Der zweite Schwerpunkt der hessischen Behindertenpolitik wurde mit einem wahren Kraftakt geschultert. Herr

Dr. Jürgens, das sollten Sie auch einmal zur Kenntnis nehmen. Alle bestehenden Landesgesetze, Rechts- und Ausbildungsverordnungen sind durch eine interministerielle Arbeitsgruppe auf ihre Vereinbarkeit mit dem Benachteiligungsverbot des Grundgesetzes überprüft worden, damit die Belange der betroffenen Menschen ausreichend Berücksichtigung finden können.

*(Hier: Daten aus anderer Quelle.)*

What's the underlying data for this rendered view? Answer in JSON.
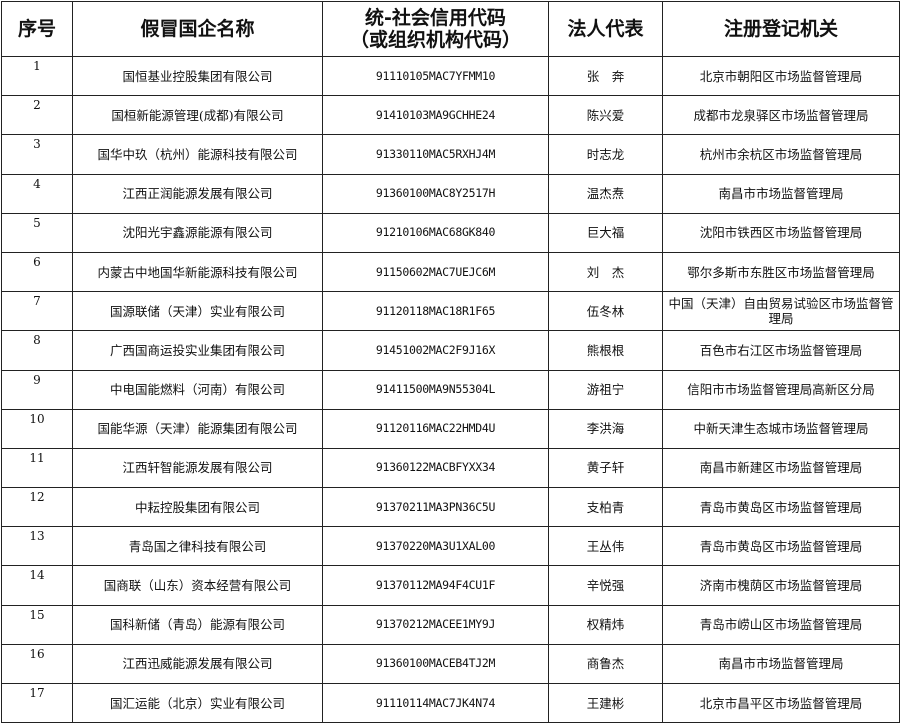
{
  "headers": {
    "seq": "序号",
    "name": "假冒国企名称",
    "code_line1": "统-社会信用代码",
    "code_line2": "（或组织机构代码）",
    "rep": "法人代表",
    "authority": "注册登记机关"
  },
  "rows": [
    {
      "no": "1",
      "name": "国恒基业控股集团有限公司",
      "code": "91110105MAC7YFMM10",
      "rep": "张　奔",
      "authority": "北京市朝阳区市场监督管理局"
    },
    {
      "no": "2",
      "name": "国桓新能源管理(成都)有限公司",
      "code": "91410103MA9GCHHE24",
      "rep": "陈兴爱",
      "authority": "成都市龙泉驿区市场监督管理局"
    },
    {
      "no": "3",
      "name": "国华中玖（杭州）能源科技有限公司",
      "code": "91330110MAC5RXHJ4M",
      "rep": "时志龙",
      "authority": "杭州市余杭区市场监督管理局"
    },
    {
      "no": "4",
      "name": "江西正润能源发展有限公司",
      "code": "91360100MAC8Y2517H",
      "rep": "温杰焘",
      "authority": "南昌市市场监督管理局"
    },
    {
      "no": "5",
      "name": "沈阳光宇鑫源能源有限公司",
      "code": "91210106MAC68GK840",
      "rep": "巨大福",
      "authority": "沈阳市铁西区市场监督管理局"
    },
    {
      "no": "6",
      "name": "内蒙古中地国华新能源科技有限公司",
      "code": "91150602MAC7UEJC6M",
      "rep": "刘　杰",
      "authority": "鄂尔多斯市东胜区市场监督管理局"
    },
    {
      "no": "7",
      "name": "国源联储（天津）实业有限公司",
      "code": "91120118MAC18R1F65",
      "rep": "伍冬林",
      "authority": "中国（天津）自由贸易试验区市场监督管理局"
    },
    {
      "no": "8",
      "name": "广西国商运投实业集团有限公司",
      "code": "91451002MAC2F9J16X",
      "rep": "熊根根",
      "authority": "百色市右江区市场监督管理局"
    },
    {
      "no": "9",
      "name": "中电国能燃料（河南）有限公司",
      "code": "91411500MA9N55304L",
      "rep": "游祖宁",
      "authority": "信阳市市场监督管理局高新区分局"
    },
    {
      "no": "10",
      "name": "国能华源（天津）能源集团有限公司",
      "code": "91120116MAC22HMD4U",
      "rep": "李洪海",
      "authority": "中新天津生态城市场监督管理局"
    },
    {
      "no": "11",
      "name": "江西轩智能源发展有限公司",
      "code": "91360122MACBFYXX34",
      "rep": "黄子轩",
      "authority": "南昌市新建区市场监督管理局"
    },
    {
      "no": "12",
      "name": "中耘控股集团有限公司",
      "code": "91370211MA3PN36C5U",
      "rep": "支柏青",
      "authority": "青岛市黄岛区市场监督管理局"
    },
    {
      "no": "13",
      "name": "青岛国之律科技有限公司",
      "code": "91370220MA3U1XAL00",
      "rep": "王丛伟",
      "authority": "青岛市黄岛区市场监督管理局"
    },
    {
      "no": "14",
      "name": "国商联（山东）资本经营有限公司",
      "code": "91370112MA94F4CU1F",
      "rep": "辛悦强",
      "authority": "济南市槐荫区市场监督管理局"
    },
    {
      "no": "15",
      "name": "国科新储（青岛）能源有限公司",
      "code": "91370212MACEE1MY9J",
      "rep": "权精炜",
      "authority": "青岛市崂山区市场监督管理局"
    },
    {
      "no": "16",
      "name": "江西迅威能源发展有限公司",
      "code": "91360100MACEB4TJ2M",
      "rep": "商鲁杰",
      "authority": "南昌市市场监督管理局"
    },
    {
      "no": "17",
      "name": "国汇运能（北京）实业有限公司",
      "code": "91110114MAC7JK4N74",
      "rep": "王建彬",
      "authority": "北京市昌平区市场监督管理局"
    }
  ]
}
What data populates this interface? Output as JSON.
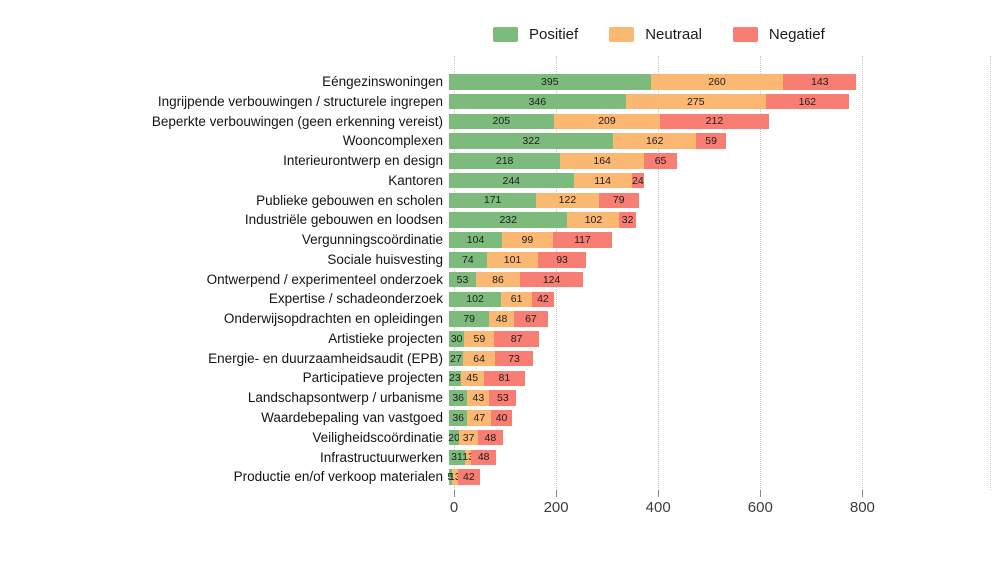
{
  "legend": [
    {
      "label": "Positief",
      "color": "#7cbb7c"
    },
    {
      "label": "Neutraal",
      "color": "#fbb873"
    },
    {
      "label": "Negatief",
      "color": "#f87d72"
    }
  ],
  "chart_data": {
    "type": "bar",
    "orientation": "horizontal",
    "stacked": true,
    "title": "",
    "xlabel": "",
    "ylabel": "",
    "grid": "dotted-vertical",
    "legend_position": "top",
    "xlim": [
      0,
      1050
    ],
    "x_ticks": [
      "0",
      "200",
      "400",
      "600",
      "800"
    ],
    "x_tick_values": [
      0,
      200,
      400,
      600,
      800
    ],
    "categories": [
      "Eéngezinswoningen",
      "Ingrijpende verbouwingen / structurele ingrepen",
      "Beperkte verbouwingen (geen erkenning vereist)",
      "Wooncomplexen",
      "Interieurontwerp en design",
      "Kantoren",
      "Publieke gebouwen en scholen",
      "Industriële gebouwen en loodsen",
      "Vergunningscoördinatie",
      "Sociale huisvesting",
      "Ontwerpend / experimenteel onderzoek",
      "Expertise / schadeonderzoek",
      "Onderwijsopdrachten en opleidingen",
      "Artistieke projecten",
      "Energie- en duurzaamheidsaudit (EPB)",
      "Participatieve projecten",
      "Landschapsontwerp / urbanisme",
      "Waardebepaling van vastgoed",
      "Veiligheidscoördinatie",
      "Infrastructuurwerken",
      "Productie en/of verkoop materialen"
    ],
    "series": [
      {
        "name": "Positief",
        "color": "#7cbb7c",
        "values": [
          395,
          346,
          205,
          322,
          218,
          244,
          171,
          232,
          104,
          74,
          53,
          102,
          79,
          30,
          27,
          23,
          36,
          36,
          20,
          31,
          5
        ]
      },
      {
        "name": "Neutraal",
        "color": "#fbb873",
        "values": [
          260,
          275,
          209,
          162,
          164,
          114,
          122,
          102,
          99,
          101,
          86,
          61,
          48,
          59,
          64,
          45,
          43,
          47,
          37,
          13,
          13
        ]
      },
      {
        "name": "Negatief",
        "color": "#f87d72",
        "values": [
          143,
          162,
          212,
          59,
          65,
          24,
          79,
          32,
          117,
          93,
          124,
          42,
          67,
          87,
          73,
          81,
          53,
          40,
          48,
          48,
          42
        ]
      }
    ]
  }
}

Als weitere Maßnahme zur Herstellung gleichwertiger Lebensbedingungen für behinderte und nicht behinderte Menschen hat die Landesregierung das Vorblatt jeder Gesetzesvorlage um den Punkt „besondere Auswirkung auf behinderte Menschen“ ergänzt. Hierdurch sollen die einzelnen Ressorts der Landesregierung in ihren Zuständigkeitsbereichen im Vorfeld für die Belange behinderter Menschen sensibilisiert werden. Durch die Beteiligung von Institutionen, Gremien und Verbänden ist sichergestellt, dass die berechtigten Interessen der behinderten Menschen bedacht werden.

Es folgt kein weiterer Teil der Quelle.